Foreign Account Tax Compliance Act (FATCA) – A Nigerian Perspective

A.  BACKGROUND

In order to ensure that tax chargeable by the United States of America (“U.S”) is not evaded by U.S. taxable persons who hold foreign accounts, the U.S. in the year 2010 enacted the Foreign Account Tax Compliance Act (“FATCA”) to enable a more transparent reporting of U.S. persons and their activities offshore. To achieve this objective, FATCA was made to have an extra territorial effect so that its scope may be expanded to affect the operations of Foreign Financial Institutions (FFIs) and Non-Financial Foreign Entities (NFFEs), whose sphere of operations may fall within its purview with respect to U.S. Offshore Accounts.

B.   HIGHLIGHTS OF FATCA

FATCA imposes a system of information reporting and a 30% withholding tax on “withholdable payments” made by U.S. persons and others to FFIs and certain NFFEs that do not meet the information reporting requirements of FATCA. Accordingly, in compliance with FATCA requirements, FFIs, as well as certain NFFEs through which U.S. persons invest, are required to identify U.S. investors within their portfolio and disclose information regarding U.S. account holders or investors to the U.S Internal Revenue Service (IRS) and withhold 30% on withholdable payments made to non-compliant FFIs, certain NFFEs and recalcitrant account holders who do not provide relevant disclosures and are not exempted. Furthermore, FATCA introduces phased reporting and withholding regimes starting from July 1, 2014 to January 1, 2017.

C.  BECOMING FATCA COMPLIANT

A FFI may comply with FATCA by observing the requirements of any Inter-governmental Agreement (IGA) entered into by relevant authorities in the local jurisdiction with the IRS on FATCA or by entering into an agreement with the IRS (i.e. registering to become a participating FFI). At date, no IGA has been signed by the Nigerian government. However, a CBN circular dated January 22, 2015 advises Nigerian financial institutions to be FATCA compliant notwithstanding. Accordingly, Nigerian FFIs are required to enter into relevant agreements (i.e. register) with the IRS for this purpose. Once registered, Nigerian FFIs may ensure compliance by creating FATCA compliance units to oversee and ensure that FATCA reporting requirements are met. From a transactional perspective, FFIs may allocate FATCA risk by inserting certain clauses and representations to ensure that downside risks which may occur on the basis of a contract are minimised. To assist with the above, the Loan Market Association (LMA) in June 2014, issued riders which may be adopted by FFIs in their transaction documents.

CONCLUSION

It is encouraging to realise that a significant number of Nigerian entities qualifying as FFIs are duly registered with the IRS at date and we are hopeful that more FFIs will be registering in the coming months.
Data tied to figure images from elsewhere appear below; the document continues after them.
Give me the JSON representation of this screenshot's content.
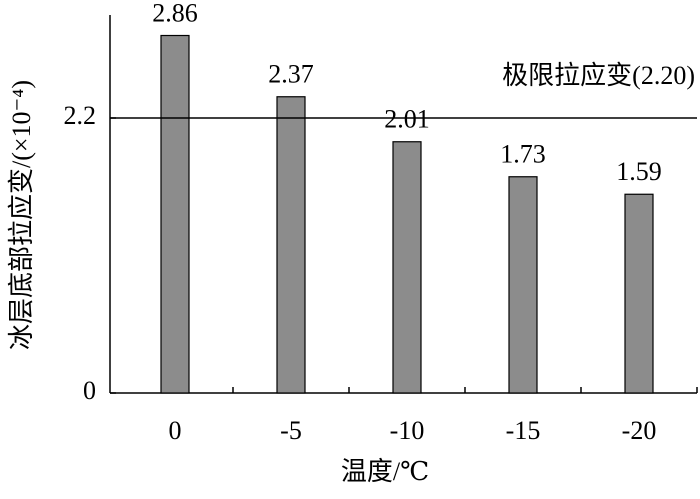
{
  "chart_data": {
    "type": "bar",
    "y_label": "冰层底部拉应变/(×10⁻⁴)",
    "x_label": "温度/℃",
    "categories": [
      "0",
      "-5",
      "-10",
      "-15",
      "-20"
    ],
    "values": [
      2.86,
      2.37,
      2.01,
      1.73,
      1.59
    ],
    "color": "#8c8c8c",
    "ylim": [
      0,
      3.0
    ],
    "yticks": [
      0,
      2.2
    ],
    "reference_line": {
      "value": 2.2,
      "label": "极限拉应变(2.20)"
    }
  }
}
The Nigerian government together with relevant authorities may need to take active steps in negotiating an Inter-governmental Agreement (preferably model 1 for reciprocity and a better uniform governmental reporting framework) between FFIs in Nigeria and the U.S. It can be said that FATCA is at its originating state and its actual transactional effect is yet to be fully appreciated at date. However, given the impact of its provisions on transactions and FFI operations generally especially with reporting and withholding requirements, it cannot be ignored.  It is therefore imperative that FFIs take an active stance in understanding its impact on their operations/transactions.